A machine learning-based solution for detecting fraudulent financial transactions, with an interactive Streamlit web application for real-time prediction.
Financial fraud causes billions in losses every year. This project explores a machine learning pipeline to detect fraudulent transactions using synthetic financial datasets. It includes exploratory data analysis, model training and evaluation, and an interactive web app built using Streamlit to predict fraud based on user input.

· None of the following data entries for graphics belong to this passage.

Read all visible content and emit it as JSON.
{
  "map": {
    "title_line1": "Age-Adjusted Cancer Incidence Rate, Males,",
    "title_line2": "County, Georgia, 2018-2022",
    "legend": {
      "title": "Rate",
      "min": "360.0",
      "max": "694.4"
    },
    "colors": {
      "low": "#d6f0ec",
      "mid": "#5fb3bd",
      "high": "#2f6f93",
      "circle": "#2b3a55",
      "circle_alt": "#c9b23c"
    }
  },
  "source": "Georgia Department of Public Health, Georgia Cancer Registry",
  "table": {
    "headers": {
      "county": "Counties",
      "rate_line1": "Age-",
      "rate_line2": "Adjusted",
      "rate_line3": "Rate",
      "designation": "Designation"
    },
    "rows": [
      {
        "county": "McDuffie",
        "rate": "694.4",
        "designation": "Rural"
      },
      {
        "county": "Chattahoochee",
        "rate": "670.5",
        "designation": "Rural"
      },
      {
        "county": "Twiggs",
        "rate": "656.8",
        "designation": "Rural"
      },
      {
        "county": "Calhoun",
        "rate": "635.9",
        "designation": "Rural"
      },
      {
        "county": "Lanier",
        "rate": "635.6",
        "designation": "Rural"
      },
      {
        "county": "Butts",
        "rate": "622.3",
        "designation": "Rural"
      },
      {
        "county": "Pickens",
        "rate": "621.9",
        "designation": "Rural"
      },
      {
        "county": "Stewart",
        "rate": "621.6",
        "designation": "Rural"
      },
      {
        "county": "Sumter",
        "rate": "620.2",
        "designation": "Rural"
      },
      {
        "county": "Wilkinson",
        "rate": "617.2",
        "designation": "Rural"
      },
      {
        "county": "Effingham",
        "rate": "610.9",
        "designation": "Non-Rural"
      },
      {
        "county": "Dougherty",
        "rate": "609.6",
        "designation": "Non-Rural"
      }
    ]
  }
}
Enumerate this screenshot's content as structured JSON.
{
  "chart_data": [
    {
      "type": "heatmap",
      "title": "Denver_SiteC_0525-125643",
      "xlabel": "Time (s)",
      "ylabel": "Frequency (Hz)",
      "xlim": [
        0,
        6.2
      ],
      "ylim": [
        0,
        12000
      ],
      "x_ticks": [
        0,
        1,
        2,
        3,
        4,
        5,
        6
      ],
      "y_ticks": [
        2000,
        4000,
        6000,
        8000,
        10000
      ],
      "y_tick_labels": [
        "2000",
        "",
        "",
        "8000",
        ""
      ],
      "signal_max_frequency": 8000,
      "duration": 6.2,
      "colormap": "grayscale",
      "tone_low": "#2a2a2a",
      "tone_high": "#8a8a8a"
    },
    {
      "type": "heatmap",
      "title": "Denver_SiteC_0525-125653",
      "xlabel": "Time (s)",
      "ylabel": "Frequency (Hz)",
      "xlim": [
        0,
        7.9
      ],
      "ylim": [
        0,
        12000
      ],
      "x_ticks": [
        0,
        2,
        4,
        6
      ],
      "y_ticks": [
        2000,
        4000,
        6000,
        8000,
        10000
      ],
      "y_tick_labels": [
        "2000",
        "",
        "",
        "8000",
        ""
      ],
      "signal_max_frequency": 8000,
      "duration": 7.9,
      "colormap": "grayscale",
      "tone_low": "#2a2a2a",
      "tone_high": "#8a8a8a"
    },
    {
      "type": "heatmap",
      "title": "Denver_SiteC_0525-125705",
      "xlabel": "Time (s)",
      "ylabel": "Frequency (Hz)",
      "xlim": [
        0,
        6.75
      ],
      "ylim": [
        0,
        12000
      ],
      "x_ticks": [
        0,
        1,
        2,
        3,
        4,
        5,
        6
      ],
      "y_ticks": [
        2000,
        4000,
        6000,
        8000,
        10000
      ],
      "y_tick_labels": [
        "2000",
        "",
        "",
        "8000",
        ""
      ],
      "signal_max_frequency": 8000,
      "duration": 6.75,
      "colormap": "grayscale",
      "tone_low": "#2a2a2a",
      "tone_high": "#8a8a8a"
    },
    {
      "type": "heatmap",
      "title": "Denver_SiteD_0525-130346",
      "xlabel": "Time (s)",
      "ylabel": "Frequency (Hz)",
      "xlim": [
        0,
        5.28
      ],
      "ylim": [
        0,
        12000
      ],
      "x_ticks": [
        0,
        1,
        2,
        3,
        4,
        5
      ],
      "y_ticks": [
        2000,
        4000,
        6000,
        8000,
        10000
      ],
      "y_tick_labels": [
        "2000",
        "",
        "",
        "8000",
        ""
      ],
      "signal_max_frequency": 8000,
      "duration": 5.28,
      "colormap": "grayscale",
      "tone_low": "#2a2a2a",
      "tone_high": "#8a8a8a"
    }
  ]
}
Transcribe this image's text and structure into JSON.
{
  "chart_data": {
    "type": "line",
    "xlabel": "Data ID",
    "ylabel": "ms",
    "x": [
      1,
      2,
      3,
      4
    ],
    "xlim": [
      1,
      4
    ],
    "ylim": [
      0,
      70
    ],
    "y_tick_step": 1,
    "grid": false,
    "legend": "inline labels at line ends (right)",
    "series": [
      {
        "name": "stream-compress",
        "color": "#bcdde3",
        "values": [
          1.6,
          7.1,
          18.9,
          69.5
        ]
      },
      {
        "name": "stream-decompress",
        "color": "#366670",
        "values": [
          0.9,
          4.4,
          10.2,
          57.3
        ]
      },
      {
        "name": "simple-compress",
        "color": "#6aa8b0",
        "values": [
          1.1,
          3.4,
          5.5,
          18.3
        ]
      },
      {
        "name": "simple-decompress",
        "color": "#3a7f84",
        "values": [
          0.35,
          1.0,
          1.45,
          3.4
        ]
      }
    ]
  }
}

Data preprocessing and feature engineering
Fraud detection using machine learning classifiers
Evaluation using precision, recall, F1-score
Streamlit web application for live prediction
Model serialized with joblib
The dataset used is AIML Dataset.csv, which contains the following columns:
step: Time step of the transaction.
type: Transaction type (e.g., PAYMENT, TRANSFER, CASH_OUT, DEPOSITS).
amount: Transaction amount.
nameOrig: Sender's account identifier.
oldbalanceOrg: Sender's balance before the transaction.
newbalanceOrig: Sender's balance after the transaction.
nameDest: Receiver's account identifier.
oldbalanceDest: Receiver's balance before the transaction.
newbalanceDest: Receiver's balance after the transaction.
isFraud: Binary label (1 for fraud, 0 for non-fraud).
isFlaggedFraud: Indicator for transactions flagged as potentially fraudulent.
The dataset contains 6,362,620 rows, with 8,213 fraudulent transactions and 6,354,407 non-fraudulent transactions, indicating a highly imbalanced dataset.
All model training steps are included in the projcet_model.ipynb notebook:
Data loading & exploration
Feature selection
Model training and validation
Saving trained pipeline with joblib
Output: fraud_detection_pipeline.pkl
The analysis was conducted in several steps:
Data Loading and Initial Inspection: Loaded the dataset into a pandas DataFrame and performed initial checks on its shape, data types, and missing values.
Analyzed the distribution of transaction types.
Investigated the frequency of fraudulent transactions and flagged fraudulent transactions.
Examined the distribution of transaction amounts.
Visualized the relationship between transaction type and fraud rate.
Analyzed the distribution of transaction amounts, including using a log scale due to the wide range of values.
Visualized the relationship between transaction amount and fraud for amounts under 50k.
Created new features newbalancDiffeOrig and newbalancDiffeDest to represent the change in balance for the origin and destination accounts, respectively.
Dropped irrelevant columns (nameOrig, nameDest, isFlaggedFraud).
Separated the target variable (isFraud) from the features.
Split the data into training and testing sets using stratification to maintain the proportion of fraudulent transactions.
Applied one-hot encoding to the categorical feature (type).
Scaled the numerical features using StandardScaler.
Used a Logistic Regression model with class_weight="balanced" to address the class imbalance issue. Trained the model on the preprocessed training data.
Evaluated the model's performance on the test set using a classification report, confusion matrix, and accuracy score.
Saved the trained pipeline to a file named fraud_detection_pipeline.pkl for future use.
The Logistic Regression model achieved an accuracy of approximately 94.88%. The classification report shows the precision, recall, and f1-score for both fraudulent and non-fraudulent classes, highlighting the model's performance in identifying fraudulent transactions despite the dataset's imbalance.
The confusion matrix provides a detailed breakdown of true positives, true negatives, false positives, and false negatives.